Il est assis sur son lit, jouant sa dernière compo à l'aide d'une de ses nombreuses basses. La bleue phosphorescent dans le noir. Je me souviens de toutes ces étoiles qu'il avait dans les yeux en l'essayant pour la première fois... tout ça remonte à loin à présent. J'ai l'impression que tout est passé à une allure impressionnante. Demain il part à l'hôpital...dans quatre jours il se fait opérer.
- Gustav...
Je reviens sur terre, n'ayant même pas remarqué qu'il s'était arrêté de jouer. Je sourie et m'approche du lit.
Il m'attire contre lui et m'embrasse, juste en surface, mais mon c½ur s'emballe déjà.
- Je t'aime
- Moi aussi Georg...tellement...
Ses lèvres s'emparent à nouveau des miennes. Je profite du mieux possible.
Ses mains s'aventurent sous mon tee-shirt, les miennes s'accrochent à son cou. Je sais déjà ce qui va suivre et j'en suis excité par avance. Le bruit sourd de la basse posée au sol me fait légèrement sursauté mais je n'interromps pour rien au monde le baiser. Mon tee-shirt part s'égarer dans un coin de la pièce. Suivi du reste...
[...]
Je passe mes mains sur le visage, chassant l'eau qui s'écoule à nouveau dessus. J'attrape le gel douche et mes mains s'active sur le corps de mon amant. Ses lèvres humides frôlent mon cou et je soupire de bonheur. Cette journée est magique. Je rougie légèrement en repensant à ses paroles... « Fais-moi l'amour ». Inverser les rôles. Pour la première fois. Je crois que c'est le plus beau cadeau qu'il est pu me faire. J'en avais tellement envie...me sentir en lui.
- Je n'sais pas à quoi tu penses mais tu as un sourire jusqu'aux oreilles, murmure-t-il
- Mieux vaut ne pas savoir, je rigole doucement
- Laisse moi deviner...serait-ce à ce qu'il vient de se passer il y a quelques minutes ?
Mes joues s'empourprent un peu plus et répondent à ma place.
- C'est à recommencer, me souffle-t-il au creux de l'oreille
- Toi qui avais peur de te lancer, je rie
Il me mord le lobe de l'oreille et je gémis
- C'est pas bien de se moquer
- Oh désolé mon cher, je réplique
Il sourie et me donne une légère tape sur les fesses. Je l'aime.
On sort de la douche au bout d'une trentaine de minutes et je le regarde se sécher les cheveux. Il est beau. Je pourrais le contempler des heures entières.
On fini de se préparer et rejoint les jumeaux dans le salon.
- C'était bien ?, demande Tom un sourire aux lèvres
J'hausse un sourcil en signe d'interrogation et Bill y répond d'un air moqueur
- Disons que vous n'êtes pas discrets dans votre genre
Je détourne le regard et Georg se contente de rire. Je ne vois vraiment pas ce qu'il y a de drôle là dedans.

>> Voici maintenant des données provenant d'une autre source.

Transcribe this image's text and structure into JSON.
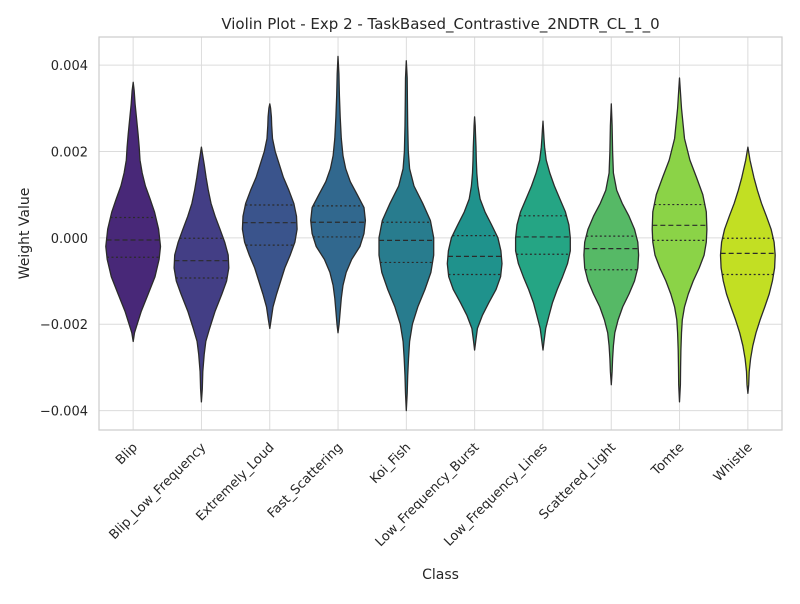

- Soit pas honteux Gusti, au contraire, tu devrais être fier ! Je n'avais encore jamais entendu Georg pousser des sons aussi aigus de toute ma vie, s'esclaffe le dreadé, tapant dans la main de son frère
- Jaloux ?, rétorque Georg
Tom s'arrête de rire et nous regarde en souriant. Merci Ge'.
- J'ai faim, fini par lâcher mon amant
- Comme toujours, soupire faussement le brun
- L'exercice ça creuse !
- Tom ça suffit maintenant...
Je lève mes yeux au ciel et le blond se sent fier de sa phrase. Mon dieu.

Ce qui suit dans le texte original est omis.